There is one way around this dynamic if you are the incumbent party, which is to show that you are on those hard-pressed voters’ side, and the other candidate isn’t. That’s how Nixon survived a so-so economy in 1972; that is how Rove engineered GOP victories in the weak economic years of 2002 and 2004. They created an election dynamic where both their base voters and working/middle-class swing voters felt like the president was on their side in tough times, and the other guys running didn’t relate very well to them.

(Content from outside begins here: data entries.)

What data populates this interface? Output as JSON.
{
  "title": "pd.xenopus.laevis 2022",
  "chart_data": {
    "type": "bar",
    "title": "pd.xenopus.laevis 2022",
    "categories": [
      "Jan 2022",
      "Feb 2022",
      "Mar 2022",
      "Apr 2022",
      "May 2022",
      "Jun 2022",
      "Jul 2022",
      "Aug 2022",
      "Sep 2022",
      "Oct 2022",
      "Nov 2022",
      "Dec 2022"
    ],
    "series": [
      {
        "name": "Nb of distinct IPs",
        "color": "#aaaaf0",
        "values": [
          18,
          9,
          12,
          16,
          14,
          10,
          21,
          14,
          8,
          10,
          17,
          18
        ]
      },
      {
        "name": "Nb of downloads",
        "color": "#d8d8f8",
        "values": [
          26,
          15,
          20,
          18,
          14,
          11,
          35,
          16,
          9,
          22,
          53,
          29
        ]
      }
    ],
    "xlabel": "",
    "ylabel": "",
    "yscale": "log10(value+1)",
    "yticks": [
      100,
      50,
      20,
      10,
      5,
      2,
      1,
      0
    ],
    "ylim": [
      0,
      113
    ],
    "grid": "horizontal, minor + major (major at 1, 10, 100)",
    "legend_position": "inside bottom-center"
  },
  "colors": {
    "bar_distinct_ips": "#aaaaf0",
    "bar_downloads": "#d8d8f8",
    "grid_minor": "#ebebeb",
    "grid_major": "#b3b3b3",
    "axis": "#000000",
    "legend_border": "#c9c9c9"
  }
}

Republicans do this by stirring up ugly resentment against The Other: racial minorities, immigrants, Islamic terrorists, crazy drug-taking hippy students, whatever the bogeyman of the moment is. Democrats have to do it by good old-fashioned economic populism: the kind of fighting for the middle class populism that takes on the big banks and the outsourcing companies and the Republicans who want to take away your Grandma’s Medicare. Picking the fight with the Ryan budget is a great first step in that strategy, and I am excited about making that unified Obama/progressive movement fight. But I am convinced the president needs to do more, especially in regard to the banks and the oil companies. (When these two industries can be combined as opponents, as they were in the president’s attacks on Wall Street speculators driving up the price of oil, that is a beautiful thing.) When the president went after oil company subsidies in the State of the Union speech, it was by far his most popular line in the speech according to dial tests. He needs to do more of this kind of populism.

Here’s the other thing about the big banks on Wall Street: They gauge people so many different ways, they make a great target all year around — and when you do push back on them, it could have a huge impact on the economy. If the banks lose on this swipe fee issue I have been working on with retailer and consumer groups, it will mean $14 billion into the Main Street economy, helping both consumers and businesses. If the banks were to write down underwater mortgages, SEIU estimates that it would be a $73 billion boost directly into homeowners’ pockets, a huge help to this weak economy. Given the damaging contraction of government spending on this economy right now, this would make a major difference in people’s economic condition.

President Obama needs to shake off his Geithner-induced weakness in taking on the banks, and Democrats like Jon Tester needs to stop doing incredibly dumb things like selling out small businesses back home on the swipe fee issue for $60,000 in bank and credit card contributions. Elizabeth Warren needs to be appointed the CFPB head: go ahead and pick a populist fight with the Republicans, and let them defend bankers. A new head to the worst regulator in Washington, the Office of Comptroller of the Currency, needs to be finally picked so the OCC will stop doing one sweetheart deal after another with big bankers. Not being willing to pick these fights with Wall Street is not being a pro-business moderate, because most businesses get hurt by the Wall Street abuses on things like swipe fees. Not taking these bankers on makes Obama and other Democrats like Tester look like they are in the pocket of the banks, and that is a huge mistake if you are trying to appeal to working/middle-class swing voters as well as your base.

Picking fights with Republican extremists, big oil, and the big banks is good politics in these tough economic times. The middle class needs to know which side Democrats are on, and these are exactly the fights to help them do it.